'Determined to integrate': Montford Point men pioneered equality in Corps
By Cpl. Derrick A. Small
| | April 15, 2005
MARINE CORPS RECRUIT DEPOT SAN DIEGO, Calif. (Feb. 25, 2005) --
June 25, 1941, President Franklin D. Roosevelt issued Executive Order 8802 establishing the fair employment practice that began to erase discrimination in the Armed Forces.
The Army's Buffalo Soldiers, the Air Force's Tuskegee Airmen and the Navy's Golden Thirteen, though rarely mentioned, all mark a pivotal point in United States' military history when African Americans were first permitted to enter the Armed Services.
Unlike the other services, which are often talked about with the exception of the Golden Thirteen, the Montford Point Marines are almost forgotten, according to Hosea Nathaniel, a regional vice president with the Montford Point Marines Association Inc. and a member of the MPMA's Los Angeles Chapter.
"A hotel was honoring some of the first black people to serve in the military, but there was only mention of the Buffalo Soldiers and the Tuskegee Airmen, and that's because people don't know who we are," Nathaniel said.
The Montford Point Marines visited the depot Feb. 11 to discuss ways to educate service members of their existence, thus helping to improve membership in the MPMA and also to take part in Company M's graduation ceremony.
Approximately 20,000 Marines were trained at Montford Point Camp, New River, N.C., - now Camp Johnson - during World War II between 1942 and 1949. The opportunity for blacks to serve came after President Roosevelt established a presidential directive giving African Americans an opportunity to be recruited into the Marine Corps in 1942.
Even service members that joined just a few years after that time frame are unaware that Montford Point Camp was a boot camp for black Marines, Nathaniel added.
"I was at the airport talking to a retired Marine and after finding out that he went to (Marine Corps Recruit Depot) Parris Island (S.C.) just a couple years after (blacks) were integrated with Caucasians into the Marine Corps; I told him I went to boot camp in Montford Point Camp, and he told me that there were only two places Marines came from, Parris Island and San Diego."
The MPMA was established as a non-profit veterans' organization and was chartered in Pennsylvania, in 1966.
According to retired Sgt.

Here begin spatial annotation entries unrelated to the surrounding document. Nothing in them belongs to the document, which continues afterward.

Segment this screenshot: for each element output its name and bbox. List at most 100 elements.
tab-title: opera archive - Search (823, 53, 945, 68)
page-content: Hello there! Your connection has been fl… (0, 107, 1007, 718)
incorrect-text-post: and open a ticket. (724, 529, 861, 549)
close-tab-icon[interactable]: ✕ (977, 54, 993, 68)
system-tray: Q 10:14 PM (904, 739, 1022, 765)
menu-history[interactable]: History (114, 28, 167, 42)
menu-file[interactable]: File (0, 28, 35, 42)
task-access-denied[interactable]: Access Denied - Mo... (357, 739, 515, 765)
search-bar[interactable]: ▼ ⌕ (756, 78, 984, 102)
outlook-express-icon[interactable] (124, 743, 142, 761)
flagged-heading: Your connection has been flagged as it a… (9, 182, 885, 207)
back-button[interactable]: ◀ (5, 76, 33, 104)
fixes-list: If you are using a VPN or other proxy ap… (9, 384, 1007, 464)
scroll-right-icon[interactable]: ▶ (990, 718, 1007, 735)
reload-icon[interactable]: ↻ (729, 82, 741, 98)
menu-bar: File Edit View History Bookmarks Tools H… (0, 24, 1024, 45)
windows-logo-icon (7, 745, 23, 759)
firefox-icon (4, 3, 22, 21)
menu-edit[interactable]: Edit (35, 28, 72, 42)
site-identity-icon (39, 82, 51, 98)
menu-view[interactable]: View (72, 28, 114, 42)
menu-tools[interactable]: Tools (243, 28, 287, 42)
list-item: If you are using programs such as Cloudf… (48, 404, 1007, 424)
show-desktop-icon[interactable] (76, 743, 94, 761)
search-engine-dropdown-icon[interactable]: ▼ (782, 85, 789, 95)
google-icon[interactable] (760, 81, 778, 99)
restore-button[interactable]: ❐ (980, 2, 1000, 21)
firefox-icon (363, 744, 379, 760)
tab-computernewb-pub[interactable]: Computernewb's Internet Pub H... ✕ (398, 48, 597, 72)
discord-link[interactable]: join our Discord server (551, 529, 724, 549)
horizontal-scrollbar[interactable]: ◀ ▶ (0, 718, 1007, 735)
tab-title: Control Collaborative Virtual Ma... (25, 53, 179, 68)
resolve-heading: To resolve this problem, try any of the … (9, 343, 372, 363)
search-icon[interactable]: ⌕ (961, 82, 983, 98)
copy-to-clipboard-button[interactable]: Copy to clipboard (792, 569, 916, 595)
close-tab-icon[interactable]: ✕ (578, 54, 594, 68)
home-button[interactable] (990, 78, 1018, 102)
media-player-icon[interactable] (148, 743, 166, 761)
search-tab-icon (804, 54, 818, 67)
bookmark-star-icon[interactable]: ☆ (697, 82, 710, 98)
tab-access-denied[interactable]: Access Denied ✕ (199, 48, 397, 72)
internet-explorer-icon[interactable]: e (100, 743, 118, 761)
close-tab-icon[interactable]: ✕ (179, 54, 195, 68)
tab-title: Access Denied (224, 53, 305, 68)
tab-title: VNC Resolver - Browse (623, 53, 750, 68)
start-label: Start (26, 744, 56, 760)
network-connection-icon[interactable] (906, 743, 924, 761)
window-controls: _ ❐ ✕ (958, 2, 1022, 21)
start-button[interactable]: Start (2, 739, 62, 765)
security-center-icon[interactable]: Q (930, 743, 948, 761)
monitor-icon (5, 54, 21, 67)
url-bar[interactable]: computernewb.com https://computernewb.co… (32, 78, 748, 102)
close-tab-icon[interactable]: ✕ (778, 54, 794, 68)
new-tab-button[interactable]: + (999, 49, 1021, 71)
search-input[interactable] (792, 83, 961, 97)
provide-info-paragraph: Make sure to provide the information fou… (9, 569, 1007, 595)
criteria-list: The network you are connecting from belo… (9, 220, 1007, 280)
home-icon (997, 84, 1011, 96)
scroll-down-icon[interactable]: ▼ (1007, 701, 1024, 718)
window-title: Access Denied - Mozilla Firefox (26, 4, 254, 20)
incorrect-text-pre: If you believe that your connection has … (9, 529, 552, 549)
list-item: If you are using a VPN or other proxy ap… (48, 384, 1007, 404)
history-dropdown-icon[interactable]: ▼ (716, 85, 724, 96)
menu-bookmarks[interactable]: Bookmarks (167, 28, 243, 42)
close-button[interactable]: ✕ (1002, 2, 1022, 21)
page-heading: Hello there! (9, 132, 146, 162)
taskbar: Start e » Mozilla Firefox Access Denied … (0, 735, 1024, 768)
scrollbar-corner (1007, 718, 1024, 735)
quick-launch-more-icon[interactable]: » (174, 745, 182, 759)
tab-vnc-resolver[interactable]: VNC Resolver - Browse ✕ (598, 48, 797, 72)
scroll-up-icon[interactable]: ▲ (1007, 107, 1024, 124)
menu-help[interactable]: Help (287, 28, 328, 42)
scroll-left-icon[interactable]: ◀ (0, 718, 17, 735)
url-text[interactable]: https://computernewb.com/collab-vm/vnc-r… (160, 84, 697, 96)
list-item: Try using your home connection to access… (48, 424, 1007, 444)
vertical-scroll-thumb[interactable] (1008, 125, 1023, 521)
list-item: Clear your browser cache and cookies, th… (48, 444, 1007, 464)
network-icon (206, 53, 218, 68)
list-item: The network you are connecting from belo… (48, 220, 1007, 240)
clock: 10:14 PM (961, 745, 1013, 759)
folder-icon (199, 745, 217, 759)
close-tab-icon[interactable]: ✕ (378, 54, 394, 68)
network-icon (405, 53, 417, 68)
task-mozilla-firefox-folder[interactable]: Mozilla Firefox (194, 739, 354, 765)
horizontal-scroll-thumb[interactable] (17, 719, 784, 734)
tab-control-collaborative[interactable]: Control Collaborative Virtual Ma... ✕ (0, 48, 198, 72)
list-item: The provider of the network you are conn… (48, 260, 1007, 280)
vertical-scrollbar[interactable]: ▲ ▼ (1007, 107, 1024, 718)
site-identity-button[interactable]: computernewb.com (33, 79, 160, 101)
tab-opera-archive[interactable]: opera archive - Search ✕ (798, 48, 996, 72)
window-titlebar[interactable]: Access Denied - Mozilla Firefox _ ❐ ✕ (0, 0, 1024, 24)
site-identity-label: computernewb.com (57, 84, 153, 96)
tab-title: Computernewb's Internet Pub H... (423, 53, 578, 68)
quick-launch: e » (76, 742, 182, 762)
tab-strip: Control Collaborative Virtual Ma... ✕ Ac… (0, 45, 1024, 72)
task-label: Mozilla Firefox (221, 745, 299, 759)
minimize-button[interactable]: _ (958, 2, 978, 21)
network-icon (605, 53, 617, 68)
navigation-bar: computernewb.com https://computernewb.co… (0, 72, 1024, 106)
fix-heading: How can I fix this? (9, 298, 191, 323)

Maj. Augustus Willis, public affairs officer and member of the MPMA's San Diego chapter, the main purpose of the organization is to maintain the legacy of these Marines.
"Although nationwide there are about 1,000 members in the association, a lot of the current members of the MPMA are from the Montford Point era, so they're up in age," Willis said. "The only way we preserve their memory is through membership and education."
Montford Point Marines have a history deeply covered by a period of time where there was no racial equality and where segregation almost tore a free country apart, according to retired 1st Sgt. Person Barnett, member of the MPMA.
"The hardest part about being in the military was that we couldn't go certain places and eat, but we stuck around because we were determined to integrate the Marine Corps," Barnett said. "One of my most fondest memories was when we reported into boot camp. We were picked up at the gate in a dump truck and driven to the admin building, where the driver hit the dump handle and drill instructors watched us roll to the ground."
Through it all, Barnett said, "I never regretted joining because some of my best friendships came from the Marine Corps, even after we integrated."
The Montford Point Marines Association was not created to continuously open old wounds, but to move through the future without leaving behind their history, which although is black, is primarily Marine Corps, Willis said.
Their creed adds, by saying they are here, "to promote and preserve the strong bonds of friendship born from shared adversities and to devote ourselves to the furtherance of these accomplishments to ensure more peaceful times."